The motor is cooled by automatic transmission fluid, which is chilled immediately before the run to reduce its temperature to 25-30°C (77-86°F). During the run, the oil in the motor will rise to about 130°C (266°F).
The clutch and gearbox are not subject to high temperatures, so light racing gear oil is circulated, primarily to lubricate the bearings and reduce friction between gear teeth.
Motor electronics “ice” cooling
The motor electronics require active cooling. The circuit is filled with water, then is partly drained, leaving just enough to keep the pump primed. The system then is filled with ice chips just before the run, and by the time the run is over, all the ice will have melted.
Vehicle weight “is not your friend when you’re trying to accelerate,” noted Cooke. But he pointed out that the coefficient of friction of the Salt Flats course is just 0.3 to 0.6, which provides half the grip of asphalt. So if the vehicle is too light, there’s a traction issue, Cooke added. However, to get the overall performance needed, the Bullet 3 is heavier than what the team would consider ideal from a standpoint of what is required for traction.
Because acceleration is so important, in the drawing-board phase the OSU team did look at capacitors, which discharge more quickly. However, the batteries chosen maintain a relatively flat voltage curve as they discharge, going from 20% to 90% depletion with little voltage drop, he added. So on balance, they were the best choice, Cooke said.
The braking system uses a combination of aircraft disc brakes and two parachutes to stop the car.
FIA rules for record
The rules for the world land speed record in miles per hour (there also can be runs for a record in kilometers) are set by FIA (Federation Internationale de l’Automobile). Speed is measured over a mile—between mile 5.5 and 6.5 on the 12-mi Bonneville course. The car is run both ways on the same course within an hour, and the two numbers are averaged.

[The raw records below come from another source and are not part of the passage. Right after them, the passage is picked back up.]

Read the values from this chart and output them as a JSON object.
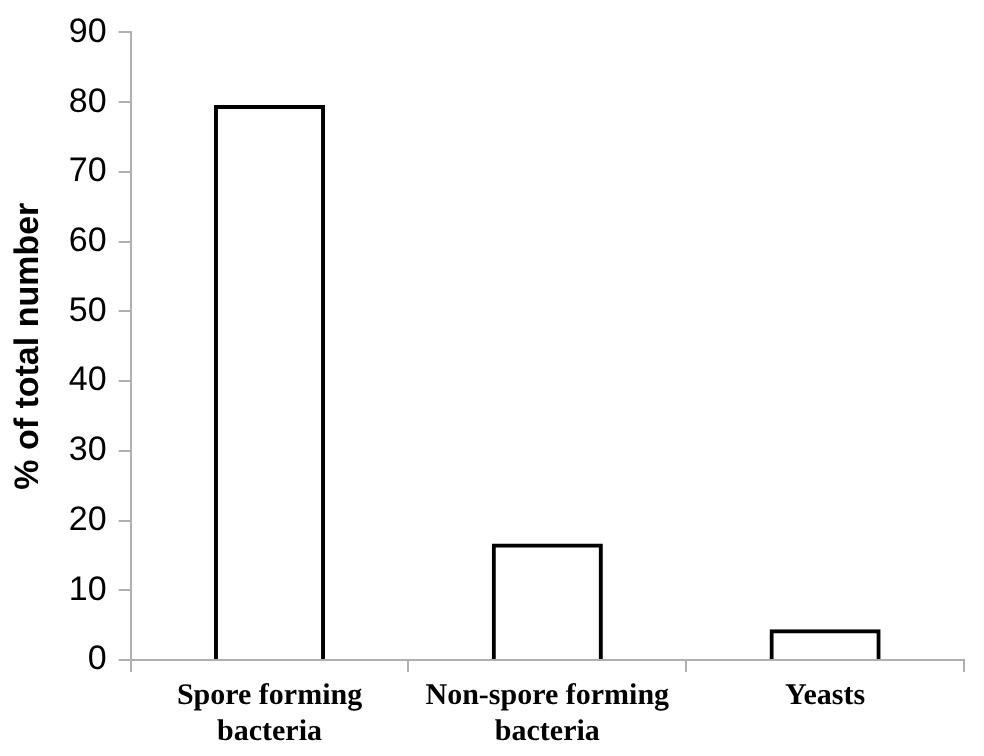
{
  "chart_data": {
    "type": "bar",
    "ylabel": "% of total number",
    "categories": [
      "Spore forming bacteria",
      "Non-spore forming bacteria",
      "Yeasts"
    ],
    "series": [
      {
        "color": "#000000",
        "values": [
          79.6,
          16.7,
          4.4
        ]
      }
    ],
    "ylim": [
      0,
      90
    ],
    "yticks": [
      0,
      10,
      20,
      30,
      40,
      50,
      60,
      70,
      80,
      90
    ],
    "grid": false,
    "legend": false
  }
}
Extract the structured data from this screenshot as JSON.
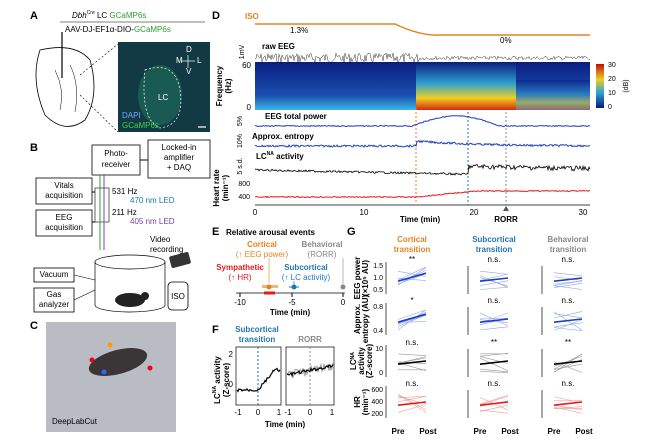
{
  "a": {
    "letter": "A",
    "title": {
      "gene": "Dbh",
      "sup": "Cre",
      "region": " LC ",
      "sensor": "GCaMP6s"
    },
    "virus": {
      "vector": "AAV-DJ-EF1α-DIO-",
      "sensor": "GCaMP6s"
    },
    "image": {
      "d": "D",
      "v": "V",
      "m": "M",
      "l": "L",
      "lc": "LC",
      "dapi": "DAPI",
      "gcamp": "GCaMP6s"
    }
  },
  "b": {
    "letter": "B",
    "photoreceiver": [
      "Photo-",
      "receiver"
    ],
    "amplifier": [
      "Locked-in",
      "amplifier",
      "+ DAQ"
    ],
    "vitals": [
      "Vitals",
      "acquisition"
    ],
    "eeg": [
      "EEG",
      "acquisition"
    ],
    "freq1": "531 Hz",
    "led1": "470 nm LED",
    "freq2": "211 Hz",
    "led2": "405 nm LED",
    "video": [
      "Video",
      "recording"
    ],
    "vacuum": "Vacuum",
    "gas": [
      "Gas",
      "analyzer"
    ],
    "iso": "ISO"
  },
  "c": {
    "letter": "C",
    "label": "DeepLabCut"
  },
  "d": {
    "letter": "D",
    "iso": "ISO",
    "iso_high": "1.3%",
    "iso_low": "0%",
    "eeg_scale": "1mV",
    "eeg": "raw EEG",
    "freq_axis": [
      "Frequency",
      "(Hz)"
    ],
    "freq_ticks": [
      "60",
      "0"
    ],
    "colorbar_ticks": [
      "30",
      "20",
      "10",
      "0"
    ],
    "colorbar_unit": "(dB)",
    "power": "EEG total power",
    "power_scale": "5%",
    "entropy": "Approx. entropy",
    "entropy_scale": "10%",
    "lc": {
      "base": "LC",
      "sup": "NA",
      "rest": " activity"
    },
    "lc_scale": "5 s.d.",
    "hr_axis": [
      "Heart rate",
      "(min⁻¹)"
    ],
    "hr_ticks": [
      "800",
      "400"
    ],
    "x_ticks": [
      "0",
      "10",
      "20",
      "30"
    ],
    "x_label": "Time (min)",
    "rorr": "RORR"
  },
  "e": {
    "letter": "E",
    "title": "Relative arousal events",
    "cortical": [
      "Cortical",
      "(↑ EEG power)"
    ],
    "behavioral": [
      "Behavioral",
      "(RORR)"
    ],
    "sympathetic": [
      "Sympathetic",
      "(↑ HR)"
    ],
    "subcortical": [
      "Subcortical",
      "(↑ LC activity)"
    ],
    "x_ticks": [
      "-10",
      "-5",
      "0"
    ],
    "x_label": "Time (min)"
  },
  "f": {
    "letter": "F",
    "left_title": [
      "Subcortical",
      "transition"
    ],
    "right_title": "RORR",
    "y_label": {
      "base": "LC",
      "sup": "NA",
      "rest": " activity",
      "unit": "(Z-score)"
    },
    "y_ticks": [
      "2",
      "0"
    ],
    "x_ticks": [
      "-1",
      "0",
      "1"
    ],
    "x_label": "Time (min)"
  },
  "g": {
    "letter": "G",
    "columns": [
      [
        "Cortical",
        "transition"
      ],
      [
        "Subcortical",
        "transition"
      ],
      [
        "Behavioral",
        "transition"
      ]
    ],
    "rows": [
      {
        "label": [
          "EEG power",
          "(×10⁵ AU)"
        ],
        "ticks": [
          "1.5",
          "1.0",
          "0.5"
        ],
        "sig": [
          "**",
          "n.s.",
          "n.s."
        ]
      },
      {
        "label": [
          "Approx.",
          "entropy (AU)"
        ],
        "ticks": [
          "0.8",
          "0.4"
        ],
        "sig": [
          "*",
          "n.s.",
          "n.s."
        ]
      },
      {
        "label": [
          "LCᴺᴬ",
          "activity",
          "(Z-score)"
        ],
        "ticks": [
          "10",
          "0"
        ],
        "sig": [
          "n.s.",
          "**",
          "**"
        ]
      },
      {
        "label": [
          "HR",
          "(min⁻¹)"
        ],
        "ticks": [
          "600",
          "400",
          "200"
        ],
        "sig": [
          "n.s.",
          "n.s.",
          "n.s."
        ]
      }
    ],
    "pre": "Pre",
    "post": "Post"
  }
}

When the vehicle completes its first run, the team has a brief period to prepare for the second run, including recharging the battery pack. There isn’t enough time for a full recharge, Maley said, but it takes only about 20 min for a 20-90+%. So the overall sizing of the battery pack factors this into the design. The charging operation uses a diesel generator (rated at 150 kVA) feeding through a dc battery supply, with the charge rate regulated by a control system from a laptop.
The driver will be Roger Schoer, the performance driver and instructor at the track of the East Liberty, OH, Transportation Research Center, where the OSU team does some of its testing.
Ohio State’s CAR began its EV program by participating in the open wheel Formula Lightning college series that ran through the 1990s. It also has been a participant in Formula SAE, Supermileage SAE, and Baja SAE programs.